L’ho visto piangere, lacrimare, ma non è passato. Nessuno di loro l’ha
fatto. Ma anche gli altri due di fronte a me li ho visti soffrire e ne ho
visto gli occhi arrossati e l’espressione triste davvero quando gli ho detto
che la notte, nonostante tutte le botte, sarei stato meglio di loro.

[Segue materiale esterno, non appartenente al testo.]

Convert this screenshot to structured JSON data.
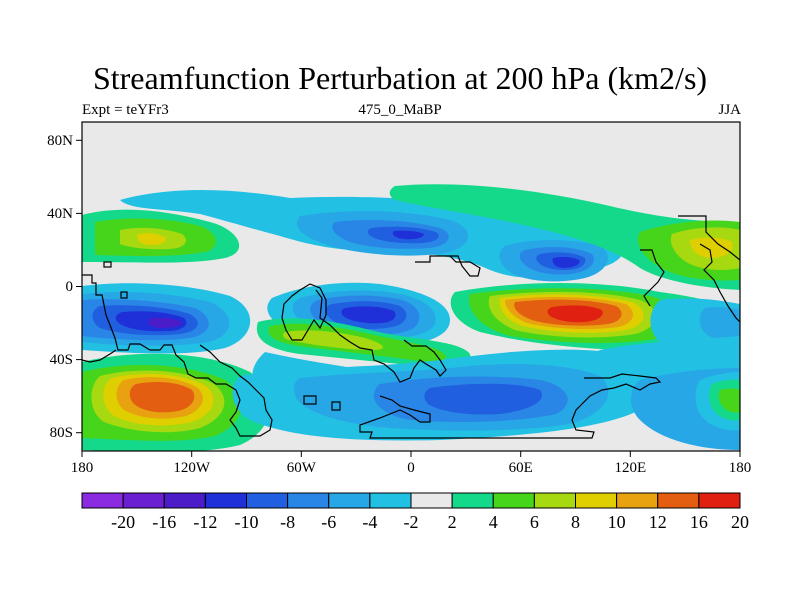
{
  "title": "Streamfunction Perturbation at 200 hPa (km2/s)",
  "left_label": "Expt = teYFr3",
  "center_label": "475_0_MaBP",
  "right_label": "JJA",
  "x_ticks": [
    "180",
    "120W",
    "60W",
    "0",
    "60E",
    "120E",
    "180"
  ],
  "y_ticks": [
    "80N",
    "40N",
    "0",
    "40S",
    "80S"
  ],
  "colorbar": {
    "levels": [
      "-20",
      "-16",
      "-12",
      "-10",
      "-8",
      "-6",
      "-4",
      "-2",
      "2",
      "4",
      "6",
      "8",
      "10",
      "12",
      "16",
      "20"
    ],
    "colors": [
      "#8a2be2",
      "#6a1fd0",
      "#4b1cc8",
      "#2030d8",
      "#1f5fe0",
      "#2a86e6",
      "#27a7e6",
      "#22c0e3",
      "#e9e9e9",
      "#14d98a",
      "#46d51a",
      "#a6d90f",
      "#e0cf00",
      "#e8a210",
      "#e35e10",
      "#e02010"
    ]
  }
}
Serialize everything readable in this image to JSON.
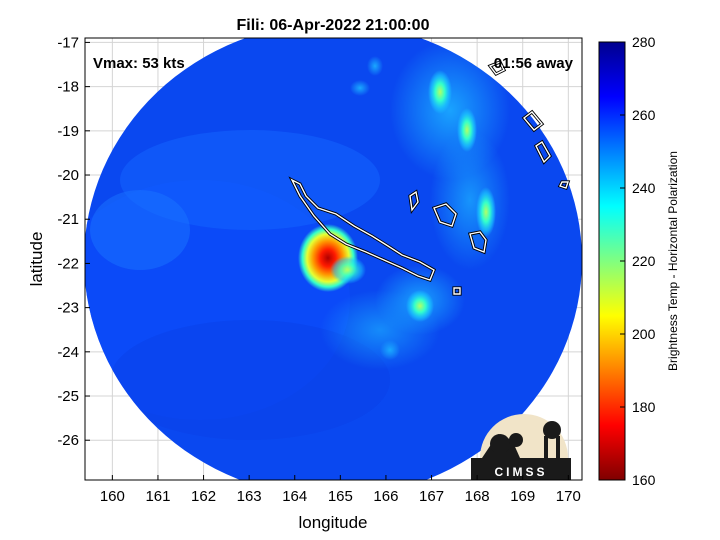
{
  "chart_data": {
    "type": "heatmap",
    "title": "Fili: 06-Apr-2022 21:00:00",
    "xlabel": "longitude",
    "ylabel": "latitude",
    "xlim": [
      159.4,
      170.3
    ],
    "ylim": [
      -26.9,
      -16.9
    ],
    "xticks": [
      160,
      161,
      162,
      163,
      164,
      165,
      166,
      167,
      168,
      169,
      170
    ],
    "yticks": [
      -17,
      -18,
      -19,
      -20,
      -21,
      -22,
      -23,
      -24,
      -25,
      -26
    ],
    "grid": true,
    "colorbar": {
      "label": "Brightness Temp - Horizontal Polarization",
      "range": [
        160,
        280
      ],
      "ticks": [
        160,
        180,
        200,
        220,
        240,
        260,
        280
      ],
      "colormap": [
        "#7f0000",
        "#ff0000",
        "#ff8000",
        "#ffff00",
        "#80ff80",
        "#00ffff",
        "#0080ff",
        "#0000ff",
        "#00008f"
      ]
    },
    "annotations": {
      "vmax": "Vmax: 53 kts",
      "time_offset": "01:56 away"
    },
    "features": {
      "storm_center_lon": 164.6,
      "storm_center_lat": -21.9,
      "min_brightness_temp": 170,
      "background_brightness_temp": 262
    }
  },
  "logo": {
    "text": "CIMSS"
  }
}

Nonostante sia stato davvero male, continuo a pensarlo. Sarò stupido, ma
credo che pure loro, per quel poco che m’hanno ascoltato, abbiano sentito lo
stesso. Non sono tanto illuso da sperare che cambino abbastanza, ma quella
scintilla d’umanità che ho visto brillare è stata tanto, per me. Dopotutto
sono cose di umanità minimale, che capirebbe anche un potente, se fosse uno
sgherro, e dovrebbero farci attenzione.
Poi, subito, in marcia per Pisa, tutt’altra musica: molti di più e poca
azione (al nostro arrivo, gli altri erano già stati caricati, uno forse
aveva la mano rotta) e parecchia copertura mediatica. Ma lì non so, ero già
a pezzi e facevo fatica a reggermi in piedi, altri potrebbero riferire
meglio. Fattostà che il treno è passato. Io lo volevo fermare davvero, non
solo fare un’azione simbolica (dipende, dopotutto anche il denaro è solo un
simbolo, eppure è l’unica sostanza del mondo umano non più tale; dipende
dall’intensità, dalla credenza etc.), quindi ho perso la battaglia. Ho perso
una battaglia fra potere e umanità, è un fatto, anche se forse, spero,
questa volta al potere sia costata di più. Cosa mi resta? Tanti lividi (uno
particolarmente simpatico sulla schiena, ci si può studiare l’impronta degli
anfibi sbirreschi dalla sua forma precisa, ad alveare), qualche ferita e
escoriazione, parecchi capelli in mano ogni volta che provo a toccarli e
qualche problema deambulatorio più un’emicrania pazzesca… Ma mi restano
anche i cittadini di Fornovo, solidali e convinti, tutti i compagni di tutta
Italia mobilitati, le lacrime dei carabinieri, i segnali di insubordinazione
diffusa. E restano questi treni e più in generale questa guerra. Mi resta da
fermarli, ci resta. Si tratta solo di rendergliela davvero sconveniente,
anche economicamente, visto che il denaro è l’unica lingua che conoscono.
Non da solo, piccolo peto macilento come sono, ma con tutti quelli che
decidono di essere uomini, non portafogli.